- Developer: Aliasworlds Entertainment
- Publisher: FreshGames
- Platforms: Windows, iOS, MacOS
- Release: 10 July 2008 (Windows) 13 March 2009 (Macintosh) 11 July 2009 (iOS)
- Genre: Simulation
- Mode: Single-player

= Ranch Rush =

2008 video game

Ranch Rush is a farm management video game developed by Aliasworlds Entertainment and published by FreshGames in 2008. A sequel, Ranch Rush 2, was released in 2010.

== Story ==

Sara works in a nursery and loves her job. But one day the owner Jim tells her that they will have to close the nursery. In order to save the nursery, Sara asks Jim to let her use an unused plot of land where she plans to grow vegetables and tend animals. She hopes the profit from selling the produce will save the nursery.

Players have to help Sara complete customer orders by harvesting produce such as clovers, wheat, corn and tomatoes and tend animals such as cows, sheep, bees, and ostriches.

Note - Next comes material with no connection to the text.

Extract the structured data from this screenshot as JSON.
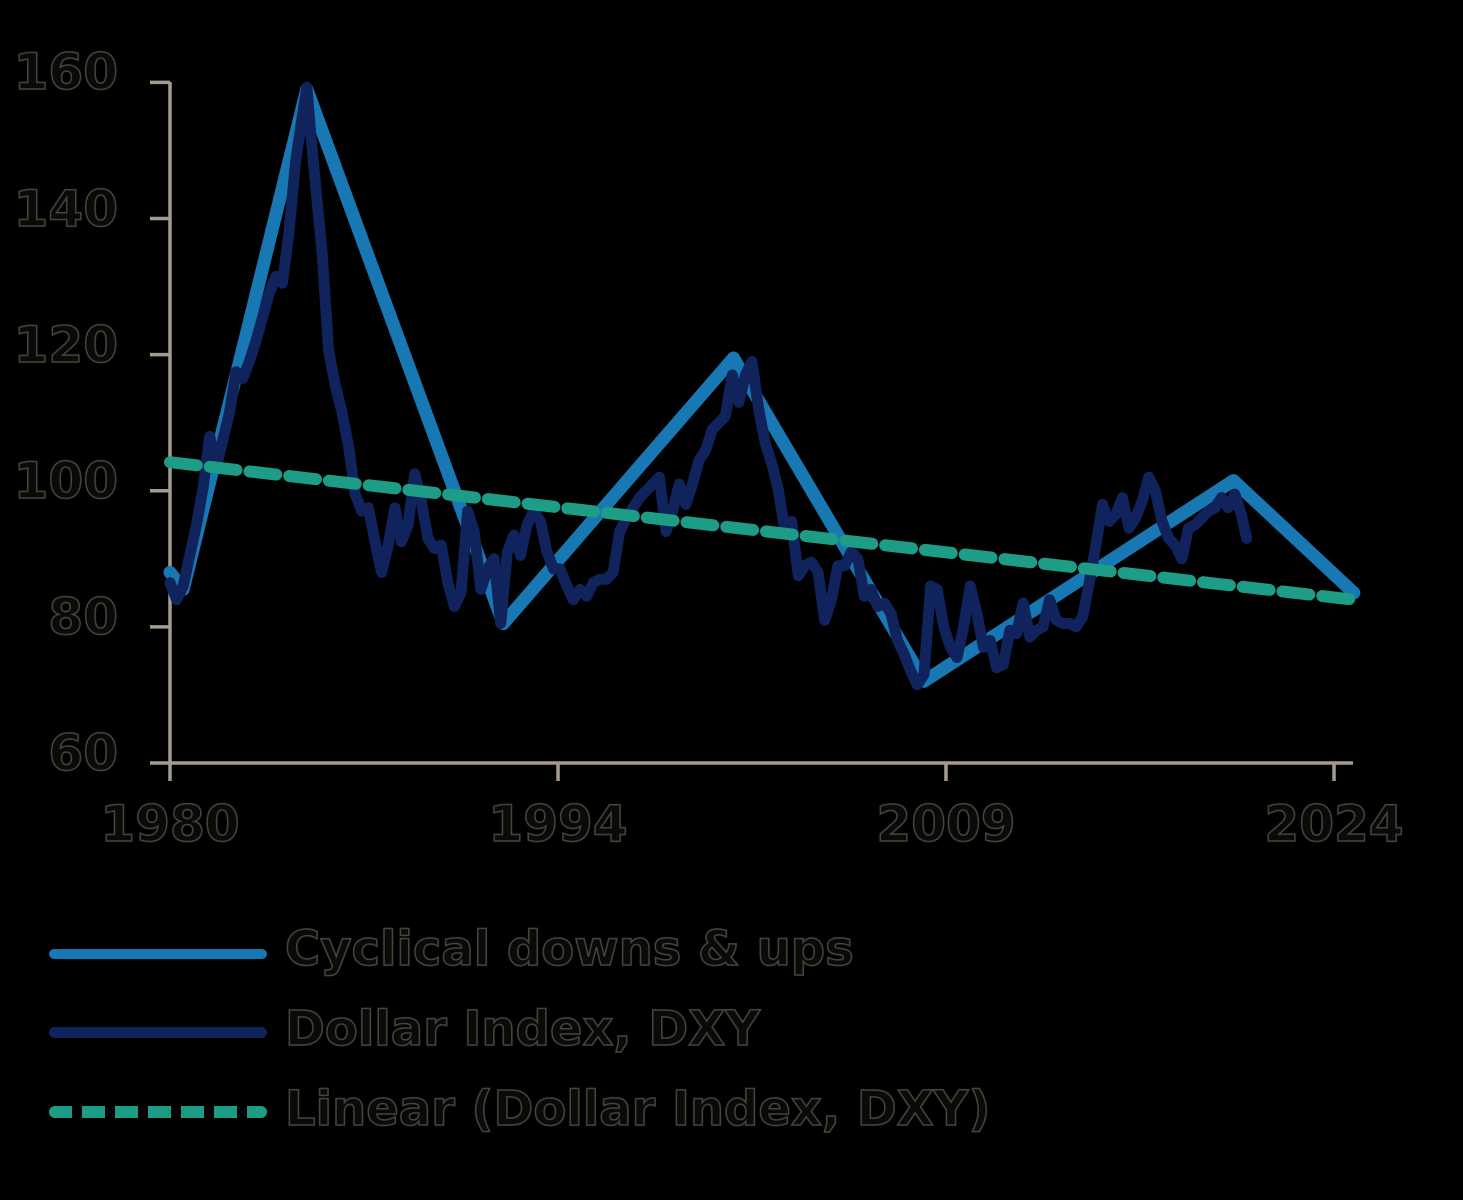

There are also ketchup machine, bread machine, jam machine, etc. At the end of each week Sara has the opportunity to sell any extra produce in the Farmer's Market. Depending on performance, players also have the opportunity of winning trophies for completing week 1, not getting stung by bees, completing an order super fast, finishing expert mode without failing an order, etc.

Once Sara completes all the levels, Jim tells her that the nursery is saved and makes her a partner.

==Reception==

Ranch Rush received generally positive reviews from critics. Gamezebo gave the Windows version of Ranch Rush an overall score of 4.5 out of five, expressing that the game differentiates itself from other, similar time management games through its "superb gameplay balance" and strategic aspects, further stating that "almost all aspects of the gameplay come together perfectly", but criticized some minor control issues. Den of Geek praised the game's difficulty curve, as well as its graphics & sound.

Review scores
| Publication | Score |
|---|---|
| Gamezebo | 4.5/5 (Windows) |
| Den of Geek | 4/5 (Windows) |

==Legacy==
A sequel set on a tropical island, Ranch Rush 2, was released in 2010 for Mac, Windows, and iOS.